La nuova arma preferita dell’antiterrorismo sono le espulsioni

La conseguenza dell’allargamento delle maglie della legge, però, è che a volte nel mirino dell’antiterrorismo finiscono persone che, stando alle valutazioni dei giudici, con la jihad c’entrano poco o niente.

Di questo sembra essersene accorto anche il ministero dell’interno, che ora sta sempre più seguendo una via alternativa per colpire chi sospetta di attività terroristiche.

È l’espulsione il provvedimento che si sta ritagliando un ruolo sempre più importante nella lotta al terrorismo. Sbrigativa e con poche possibilità di appello, questa misura sta diventando l’arma di prima scelta da quando, nell’aprile dell’anno scorso, è stata introdotta dal pacchetto antiterrorismo voluto da Alfano.

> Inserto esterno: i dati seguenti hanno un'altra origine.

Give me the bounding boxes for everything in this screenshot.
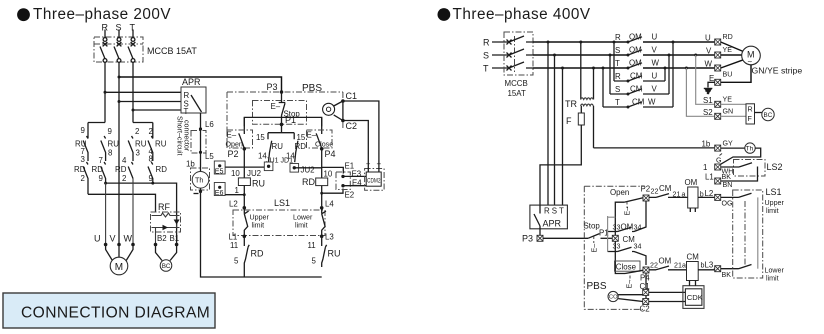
svg-text:CM: CM <box>687 253 699 262</box>
svg-text:BC: BC <box>764 112 773 119</box>
labels col3 RU <box>135 127 147 158</box>
svg-text:E–: E– <box>591 244 599 253</box>
terminal U <box>705 33 733 45</box>
svg-text:GN: GN <box>723 108 734 116</box>
svg-text:limit: limit <box>766 275 779 283</box>
node rail A col2 <box>104 182 107 185</box>
labels col1 RU <box>75 126 87 156</box>
terminal 1 <box>703 163 733 176</box>
svg-text:E–: E– <box>271 102 281 111</box>
svg-text:L2: L2 <box>229 200 238 209</box>
svg-text:RD: RD <box>295 142 307 151</box>
svg-text:Lower: Lower <box>765 267 785 275</box>
node S tap to APR <box>118 100 121 103</box>
svg-text:connector: connector <box>182 120 190 152</box>
svg-text:RU: RU <box>135 140 147 149</box>
svg-text:a: a <box>682 262 686 270</box>
svg-text:3: 3 <box>81 155 86 164</box>
terminal L1 <box>705 173 732 190</box>
wire through connector <box>200 129 202 152</box>
main line R <box>533 41 628 43</box>
node P4 <box>320 147 336 159</box>
node rail A col4 <box>151 182 154 185</box>
wire APR output down <box>200 113 202 129</box>
node R drop TR <box>579 41 582 44</box>
wire tap S to row5 <box>609 54 612 95</box>
wire P2 chain down <box>243 149 245 178</box>
svg-text:RD: RD <box>74 165 86 174</box>
holding contact 33 OM 34 <box>608 201 646 232</box>
labels col1 RD <box>74 155 86 183</box>
svg-text:22: 22 <box>650 262 658 270</box>
pushbutton Close <box>307 117 334 148</box>
svg-text:YE: YE <box>723 96 733 104</box>
svg-text:Upper: Upper <box>250 214 270 222</box>
wire E5 to JU1 <box>220 166 264 168</box>
svg-text:9: 9 <box>108 127 113 136</box>
contact CM NC 22-21 <box>649 184 688 199</box>
labels col3 RD <box>115 156 127 183</box>
wires CM coil to CDK <box>690 281 696 286</box>
terminal V <box>706 46 732 58</box>
CONNECTION DIAGRAM title box <box>3 293 215 328</box>
labels col2 RD <box>92 156 104 183</box>
svg-text:Three–phase 200V: Three–phase 200V <box>33 6 171 23</box>
svg-text:1: 1 <box>703 163 707 172</box>
wire tap R to row4 <box>613 41 616 82</box>
svg-text:V: V <box>110 234 116 244</box>
svg-text:Th: Th <box>195 177 203 185</box>
terminal E6 <box>214 183 225 197</box>
contactor matrix row3 T OM W <box>615 59 714 70</box>
motor M 400V <box>721 42 761 68</box>
svg-text:RD: RD <box>723 33 733 41</box>
limit switch LS2 <box>721 160 783 182</box>
interlock contact RU 11-5 <box>322 236 327 267</box>
svg-text:CONNECTION DIAGRAM: CONNECTION DIAGRAM <box>21 305 210 322</box>
wire C1-C2 <box>342 101 344 121</box>
labels RU 11 5 <box>308 241 341 266</box>
wire C2 to CDM2 - <box>343 121 368 173</box>
svg-text:1b: 1b <box>702 140 711 149</box>
svg-text:JU2: JU2 <box>247 169 261 178</box>
aux contact RU 15-14 <box>268 133 272 162</box>
wire B2 <box>155 228 157 245</box>
main line S <box>533 54 628 56</box>
svg-text:T: T <box>483 64 489 74</box>
svg-text:RST: RST <box>544 207 566 216</box>
rectifier RF <box>151 202 181 232</box>
wire S phase vertical <box>118 62 120 244</box>
rail B col1 to RF <box>88 194 156 212</box>
svg-text:G: G <box>716 157 722 165</box>
node S drop APR <box>553 54 556 57</box>
brake coil BC 400V <box>755 108 775 120</box>
svg-text:LS2: LS2 <box>767 162 783 172</box>
svg-text:limit: limit <box>252 222 265 230</box>
svg-text:15AT: 15AT <box>508 89 526 98</box>
buzzer CO <box>608 291 643 301</box>
contactor matrix row1 R OM U <box>615 33 714 44</box>
node E2 junction <box>320 192 323 195</box>
svg-text:LS1: LS1 <box>274 198 290 208</box>
svg-text:2: 2 <box>122 174 126 183</box>
wires C1 C2 to CDK <box>649 292 686 301</box>
buzzer BZ <box>323 101 343 121</box>
svg-text:U: U <box>652 72 658 81</box>
wire W feed <box>132 179 134 245</box>
wire P1 down to Close branch <box>615 241 625 273</box>
thermal protector Th <box>191 168 210 190</box>
svg-text:a: a <box>682 191 686 199</box>
phase monitor APR 400V <box>530 205 568 235</box>
svg-text:RD: RD <box>302 177 315 187</box>
pushbutton Stop 400V <box>584 222 613 253</box>
brake coil BC <box>156 245 177 272</box>
wire T drop to APR <box>562 68 564 205</box>
svg-text:RD: RD <box>92 165 104 174</box>
thermal Th 400V <box>721 143 755 153</box>
aux contact RD 15-14 <box>294 133 298 163</box>
node L4 <box>320 200 334 210</box>
svg-text:TR: TR <box>565 99 577 109</box>
node L6 <box>199 120 214 131</box>
wire S to APR pin S <box>119 101 181 103</box>
svg-text:T: T <box>184 107 189 116</box>
node B2 <box>154 243 158 247</box>
node L1 <box>229 233 247 242</box>
svg-text:34: 34 <box>634 224 642 232</box>
contactor main contacts col4 top bracket <box>133 122 153 124</box>
upper limit switch <box>244 208 248 237</box>
svg-text:limit: limit <box>295 222 308 230</box>
svg-text:B2: B2 <box>157 234 167 243</box>
svg-text:Th: Th <box>746 146 754 153</box>
terminal P2 <box>641 185 659 202</box>
pushbutton Open <box>226 117 253 148</box>
svg-text:BU: BU <box>723 71 733 79</box>
terminal E5 <box>214 161 225 175</box>
node E6 junction <box>243 194 245 196</box>
svg-text:PBS: PBS <box>302 83 322 94</box>
svg-text:21: 21 <box>674 262 682 270</box>
fuse F <box>540 113 584 205</box>
label G <box>716 154 722 165</box>
wire JD1 to E1 <box>294 167 343 173</box>
svg-text:M: M <box>115 262 123 273</box>
wire tap T to row6 <box>602 67 605 108</box>
wire E2 <box>322 189 343 194</box>
node L2 <box>229 200 246 210</box>
svg-text:Open: Open <box>226 141 243 149</box>
wire W tap to S2 <box>685 67 715 117</box>
contactor matrix row2 S OM V <box>615 46 714 57</box>
pushbutton Close 400V <box>615 261 644 289</box>
wire S to P3 <box>119 77 282 91</box>
terminal 1b <box>702 140 734 152</box>
terminal P1 400V <box>599 229 618 242</box>
svg-text:APR: APR <box>182 77 201 87</box>
svg-text:RF: RF <box>158 202 170 212</box>
svg-text:R: R <box>483 38 490 48</box>
svg-text:1: 1 <box>235 186 239 195</box>
svg-text:8: 8 <box>149 155 154 164</box>
svg-text:R: R <box>615 33 621 42</box>
contact OM NC 22-21 <box>649 257 687 270</box>
svg-text:V: V <box>652 85 658 94</box>
contact RU 9-8 col2 <box>101 136 106 161</box>
svg-text:W: W <box>124 234 133 244</box>
svg-text:APR: APR <box>543 219 562 229</box>
svg-text:Stop: Stop <box>584 222 601 231</box>
MCCB pole R <box>100 30 107 63</box>
svg-text:L1: L1 <box>705 173 714 182</box>
svg-text:RD: RD <box>115 165 127 174</box>
node U <box>104 243 108 247</box>
contact RU 2-3 col3 <box>128 136 133 161</box>
wire L5 to Th <box>200 152 202 171</box>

I dati resi noti dall’Interno dicono che nel 2015 le espulsioni per motivi di terrorismo sono state 63, mentre nei primi cinque mesi dell’anno si è arrivati a quota 19.

Se nell’iter penale, però, ci sono tutte le tutele individuali, con l’espulsione i diritti degli accusati vengono meno.

“Non è per nulla garantista come provvedimento,” commenta l’avvocato Guido Savio dell’Associazione per gli Studi Giuridici sull’Immigrazione (ASGI). “Se ci fossero degli indizi veri li metterebbero in galera. Non si riesce a imputare una persona perché non si hanno elementi gravi sufficienti è si ricorre all’espulsione.”

“Il diritto di difesa è praticamente inesistente. Intanto loro ti prendono e ti deportano e, poi, dall’estero puoi fare ricorso.”